Isto é particularmente importante num mercado onde quem mais decide a compra de ingressos de cinema são as mulheres, e não mais os adolescentes do sexo masculino que dominaram o consumo nas décadas de 80 e 90.
TomKat na premiere de MI3 no Chinese Theater de Los Angeles: o mulherio não aguenta mais
Foto: Reuters.com
10/05/2006
A guerra do Iraque é engraçada? Hollywood acha que sim – senão a indústria inteira, pelo menos a rede a cabo USA, parte do conglomerado NBC, que
acaba de encomendar à Icon Productions de Mel Gibson e Bruce Davey a minissérie
Peace Out, tendo o conflito como pano de fundo, num tom decididamente cômico.
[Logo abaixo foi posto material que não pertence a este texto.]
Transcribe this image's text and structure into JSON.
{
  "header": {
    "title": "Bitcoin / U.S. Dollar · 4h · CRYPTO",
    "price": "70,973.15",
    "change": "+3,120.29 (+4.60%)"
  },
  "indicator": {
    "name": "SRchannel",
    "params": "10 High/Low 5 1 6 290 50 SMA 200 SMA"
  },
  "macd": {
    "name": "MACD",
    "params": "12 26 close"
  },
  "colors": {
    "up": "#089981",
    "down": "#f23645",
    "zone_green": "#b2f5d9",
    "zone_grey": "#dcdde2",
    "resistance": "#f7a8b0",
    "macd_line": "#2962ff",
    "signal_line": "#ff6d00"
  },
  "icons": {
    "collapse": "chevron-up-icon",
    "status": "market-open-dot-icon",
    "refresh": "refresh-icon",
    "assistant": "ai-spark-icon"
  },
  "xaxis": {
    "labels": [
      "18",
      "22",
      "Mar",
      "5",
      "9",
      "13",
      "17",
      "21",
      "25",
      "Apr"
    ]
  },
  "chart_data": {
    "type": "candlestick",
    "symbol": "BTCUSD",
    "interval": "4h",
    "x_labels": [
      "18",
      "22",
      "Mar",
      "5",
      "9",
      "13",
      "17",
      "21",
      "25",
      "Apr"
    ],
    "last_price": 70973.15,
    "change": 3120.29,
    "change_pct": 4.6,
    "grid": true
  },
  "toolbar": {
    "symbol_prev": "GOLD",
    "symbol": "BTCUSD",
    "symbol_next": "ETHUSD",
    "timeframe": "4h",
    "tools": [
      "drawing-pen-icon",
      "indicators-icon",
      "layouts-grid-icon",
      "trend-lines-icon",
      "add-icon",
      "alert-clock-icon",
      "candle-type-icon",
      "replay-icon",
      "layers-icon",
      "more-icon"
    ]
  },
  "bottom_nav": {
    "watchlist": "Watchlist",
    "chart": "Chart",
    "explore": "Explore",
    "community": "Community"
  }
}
A comparação imediata (e fonte de inspiração, com certeza) é
M*A*S*H a vitoriosa série de TV baseada no filme homônimo de Robert Altman. Mas ali a época era outra -1972-1983 - e a guerra ao fundo, também: a da Coréia, muito mais distante e isolada do grande público que os banhos de sangue diários que vem de Bagdad. O tom de filme e série era sarcástico e crítico – será que isso seria possível na situação atual, ainda mais com
Peace Out tendo como premissa “dois garotões baladeiros que vão para o Iraque em busca de aventura”? Mal posso esperar pelas piadas sobre decapitações e carros-bomba....
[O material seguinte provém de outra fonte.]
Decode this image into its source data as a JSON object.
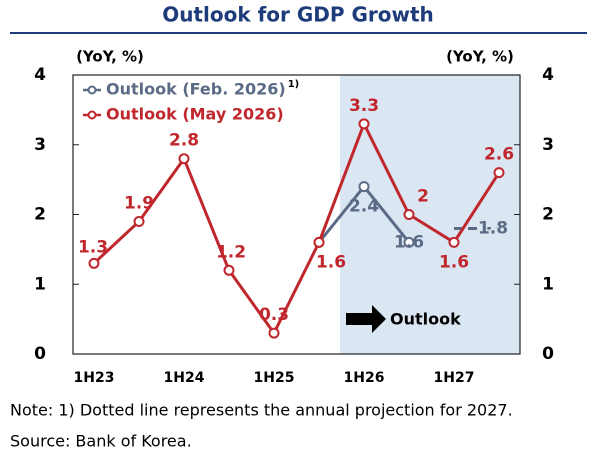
{
  "chart_data": {
    "type": "line",
    "title": "Outlook for GDP Growth",
    "y_unit_label": "(YoY, %)",
    "y2_unit_label": "(YoY, %)",
    "categories": [
      "1H23",
      null,
      "1H24",
      null,
      "1H25",
      null,
      "1H26",
      null,
      "1H27",
      null
    ],
    "series": [
      {
        "name": "Outlook (Feb. 2026)",
        "name_note": "1)",
        "color": "#5b6b86",
        "values": [
          null,
          null,
          null,
          null,
          null,
          1.6,
          2.4,
          1.6,
          null,
          null
        ]
      },
      {
        "name": "Outlook (May 2026)",
        "color": "#c0272d",
        "values": [
          1.3,
          1.9,
          2.8,
          1.2,
          0.3,
          1.6,
          3.3,
          2.0,
          1.6,
          2.6
        ]
      }
    ],
    "annual_projection": {
      "value": 1.8,
      "color": "#5b6b86"
    },
    "ylim": [
      0,
      4
    ],
    "yticks": [
      0,
      1,
      2,
      3,
      4
    ],
    "y2lim": [
      0,
      4
    ],
    "y2ticks": [
      0,
      1,
      2,
      3,
      4
    ],
    "outlook_label": "Outlook",
    "notes": [
      "Note: 1) Dotted line represents the annual projection for 2027.",
      "Source: Bank of Korea."
    ]
  }
}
M*A*S*H, primeira temporada, 1972: basta mudar para o Iraque e adicionar carros-bomba?
09/05/2006
A indústria ainda não parou de tentar decifrar o desafio da esfinge
MI3. Notem o seguinte: em Hollywood, a percepção vale muito mais do que os simples fatos. Se a Paramount (um estúdio por cima da carne seca desde a aquisição da DreamWorks) espera uma estréia de 60 milhões de dólares e tem 47 milhões, a percepção não é exatamente de sucesso – mesmo que esta seja uma quantia muito maior do que eu e você vamos ver em todas as nossas vidas. Quando um veículo conceituado no meio como a Variety diz que a
“Missão é Impossível” e que “o gatilho de Tom Cruise engasgou”, tem-se uma boa média do peso desta implosão.
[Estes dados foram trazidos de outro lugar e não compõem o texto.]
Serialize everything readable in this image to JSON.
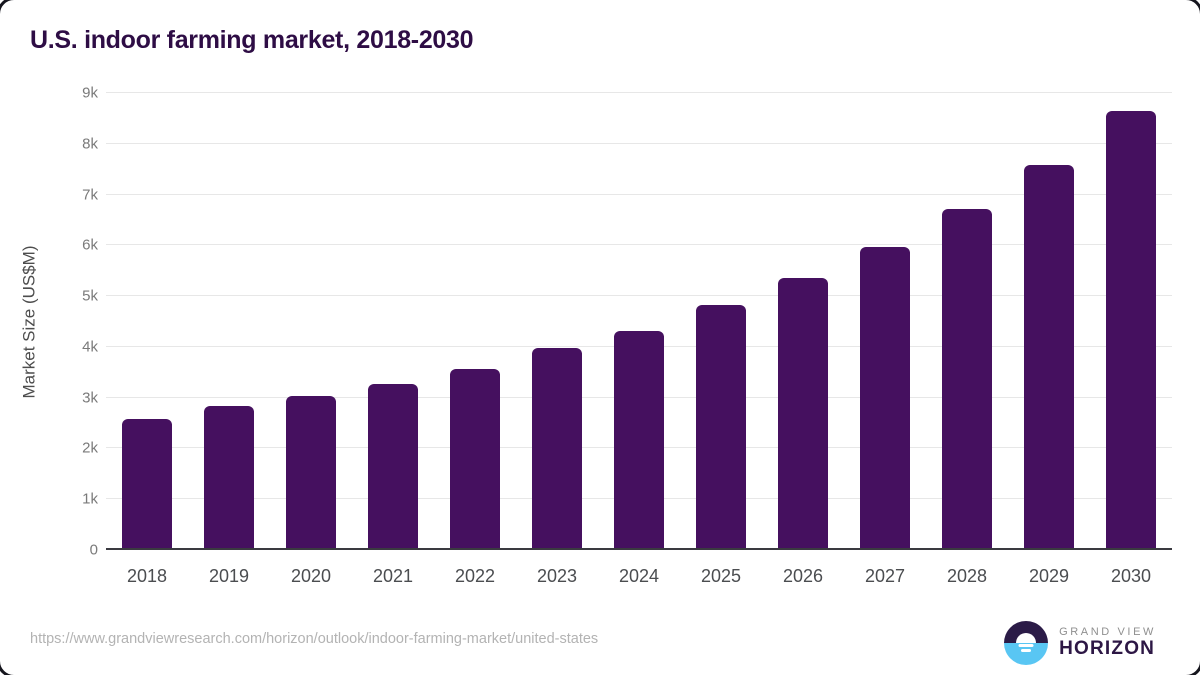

Não, ninguém ousaria usar a palavra “fracasso”, mas numa temporada como esta, onde só se arrisca quem tem munição pesada, onde a escala de tudo é gigantesca – orçamentos, expectativas, campanhas de marketing, salários – um escorregão desses é quase um escândalo. Hollywood faz contas como a da Variety:
MI3 fez 11 milhões a menos que
MI2, lançado seis anos atrás com 400 telas a menos. Com um agravante:
MI3 tem apenas estas duas semanas para fazer a diferença, se isso for possível. Dia 19 estréia
O Código Da Vinci, e acabou-se a sopa.
E não interessa que
MI3 esteja bombando na Ásia – o que interessa mesmo, o que pesa, o que determina o status de uma estrela em Hollywood é sua percepção em casa. Jean Claude Van Damme arrebenta na Ásia. Preciso dizer mais?
E então - a estrela cai? Ainda não, mas vai para o risco, local onde Cruise, o “Sr. Teflon”, como os especialistas gostam de chamá-lo, praticamente nunca esteve.
Uma boa análise do que pode estar ocorrendo está no site da Entertainment Weekly. Em resumo: superexposição, má imagem graças à pregação incessante da Cientologia, mudança no perfil do seu público.
Mas para que não haja dúvida de que
MI3 é um belo exemplar de ótimo cinema-pipoca, aqui vai uma
aula de como ver cinema, nesta análise de uma das seqüências mais geniais do filme de J. J. Abrams.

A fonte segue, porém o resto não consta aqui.